Il faut être toujours ivre


 Voilà,

"Il faut être toujours ivre. Tout est là : c'est l'unique question. Pour ne pas sentir l'horrible fardeau du Temps qui brise vos épaules et vous penche vers la terre, il faut vous enivrer sans trêve.
 
Mais de quoi ? De vin, de poésie ou de vertu, à votre guise. Mais enivrez-vous.

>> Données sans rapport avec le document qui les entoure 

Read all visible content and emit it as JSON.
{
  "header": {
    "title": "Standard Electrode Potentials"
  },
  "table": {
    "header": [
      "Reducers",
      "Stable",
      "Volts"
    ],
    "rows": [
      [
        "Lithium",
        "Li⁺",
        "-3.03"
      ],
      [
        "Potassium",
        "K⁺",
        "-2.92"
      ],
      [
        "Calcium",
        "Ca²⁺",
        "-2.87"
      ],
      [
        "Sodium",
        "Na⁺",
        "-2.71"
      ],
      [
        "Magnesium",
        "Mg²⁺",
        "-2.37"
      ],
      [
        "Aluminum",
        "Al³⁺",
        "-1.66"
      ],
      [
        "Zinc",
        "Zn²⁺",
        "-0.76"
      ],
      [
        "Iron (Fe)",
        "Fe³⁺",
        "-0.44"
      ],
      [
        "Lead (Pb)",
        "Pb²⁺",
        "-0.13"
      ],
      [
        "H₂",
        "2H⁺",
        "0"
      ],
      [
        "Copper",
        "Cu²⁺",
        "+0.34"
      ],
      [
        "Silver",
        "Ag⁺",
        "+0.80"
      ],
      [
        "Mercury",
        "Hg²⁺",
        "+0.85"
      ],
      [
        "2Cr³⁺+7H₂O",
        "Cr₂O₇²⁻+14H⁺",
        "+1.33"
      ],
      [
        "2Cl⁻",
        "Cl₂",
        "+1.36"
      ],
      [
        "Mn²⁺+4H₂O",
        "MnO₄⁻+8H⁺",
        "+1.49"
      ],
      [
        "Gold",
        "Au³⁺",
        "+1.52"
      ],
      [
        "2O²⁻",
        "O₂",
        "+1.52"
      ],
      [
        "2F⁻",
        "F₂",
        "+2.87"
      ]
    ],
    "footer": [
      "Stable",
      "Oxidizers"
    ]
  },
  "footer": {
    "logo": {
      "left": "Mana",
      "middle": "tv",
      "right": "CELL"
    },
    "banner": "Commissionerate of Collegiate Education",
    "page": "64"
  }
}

Et si quelquefois, sur les marches d'un palais, sur l'herbe verte d'un fossé, dans la solitude morne de votre chambre, vous vous réveillez, l'ivresse déjà diminuée ou disparue, demandez au vent, à la vague, à l'étoile, à l'oiseau, à l'horloge, à tout ce qui fuit, à tout ce qui gémit, à tout ce qui roule, à tout ce qui chante, à tout ce qui parle, demandez quelle heure il est ; et le vent, la vague, l'étoile, l'oiseau, l'horloge, vous répondront : « Il est l'heure de s'enivrer ! Pour n'être pas les esclaves martyrisés du Temps, enivrez-vous sans cesse ! De vin, de poésie ou de vertu, à votre guise."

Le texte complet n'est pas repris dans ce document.